Il se pourrait que, finalement, cette duplicité soit contre-productive : rappelons-nous comment la subordination du technique et du scientifique aux idéologies en Allemagne nazie, en Russie soviétique et en Chine maoïste a conduit à la fragilisation de ces régimes par leur maintien en arrière dans des secteurs essentiels de l'économie et de l'effort de guerre. Bien que de nombreuses personnes aient l'impression que les valeurs sont quelque chose de surajouté aux choses matérielles (suprastructure, en jargon marxiste), en réalité, les choses ne se passent pas ainsi, et une rupture profonde entre les valeurs et ces choses pourrait être une recette pour un désastre final pour ceux qui suivent ce chemin de manière cohérente.

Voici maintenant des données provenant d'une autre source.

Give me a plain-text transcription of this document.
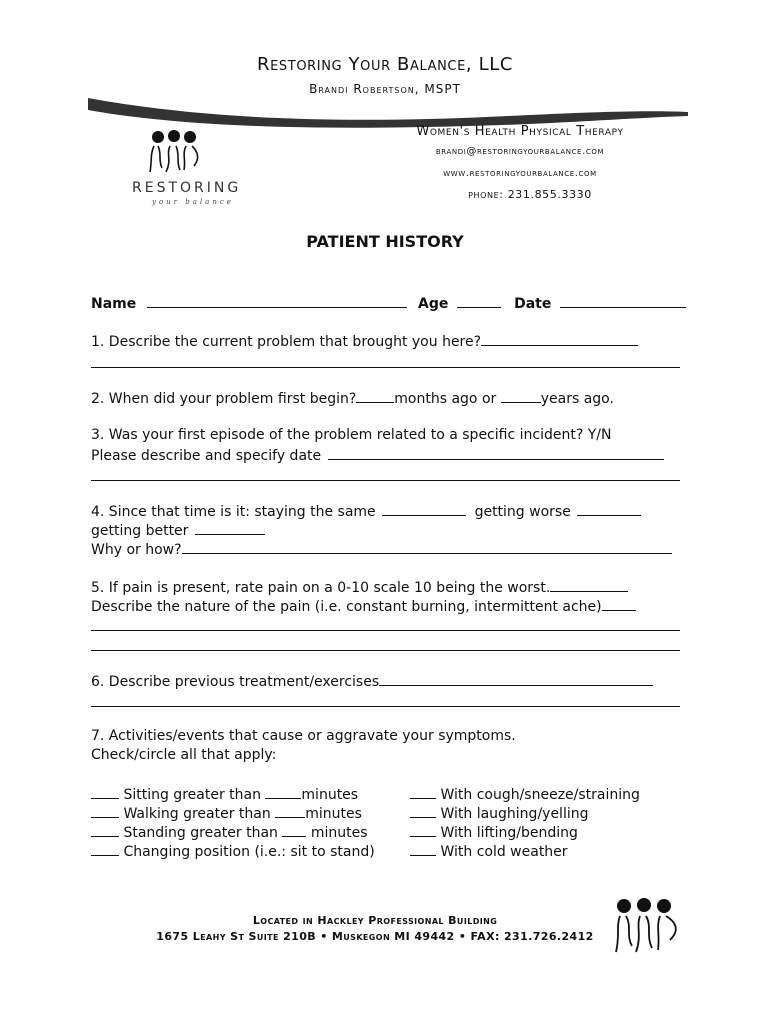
Restoring Your Balance, LLC
Brandi Robertson, MSPT
Women's Health Physical Therapy
brandi@restoringyourbalance.com
www.restoringyourbalance.com
phone: 231.855.3330
RESTORING
your balance
PATIENT HISTORY
Name	Age	Date
1. Describe the current problem that brought you here?
2. When did your problem first begin?	months ago or	years ago.
3. Was your first episode of the problem related to a specific incident? Y/N
Please describe and specify date
4. Since that time is it: staying the same	getting worse
getting better
Why or how?
5. If pain is present, rate pain on a 0-10 scale 10 being the worst.
Describe the nature of the pain (i.e. constant burning, intermittent ache)
6. Describe previous treatment/exercises
7. Activities/events that cause or aggravate your symptoms.
Check/circle all that apply:
Sitting greater than	minutes
Walking greater than minutes
Standing greater than minutes
Changing position (i.e.: sit to stand)
With cough/sneeze/straining
With laughing/yelling
With lifting/bending
With cold weather
Located in Hackley Professional Building
1675 Leahy St Suite 210B • Muskegon MI 49442 • FAX: 231.726.2412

Peut-être, mais pour l'instant pas immédiatement : pour l'instant, du moins, la scission irrationnelle, mais non moins réelle, entre modernisation et occidentalisation, l'adoption enthousiaste de la première et le rejet avec horreur de la seconde (parfois sous la formule trompeuse de "préservation de l'identité") sont devenus le réseau prédilect de chaos, de violence et d'instabilité politique du monde d'aujourd'hui. Et cela d'autant plus qu'au cœur même de l'Occident, aux États-Unis dirigés par Donald Trump et le MAGA, le refus des valeurs démocratiques et libérales et le fondamentalisme anti-humaniste, soutenus cependant avec enthousiasme par les magnats de la technologie, conduisent à une rupture entre valeurs et moyens qui semble de plus en plus profonde. D'ici à déclarer officiellement, selon le modèle chinois, ces valeurs démocratiques et humanistes comme dépassées et "décadentes", voire à bloquer le progrès et la modernisation, il n'y a qu'un très petit pas, qui a déjà été franchi dans de nombreux endroits et occasions.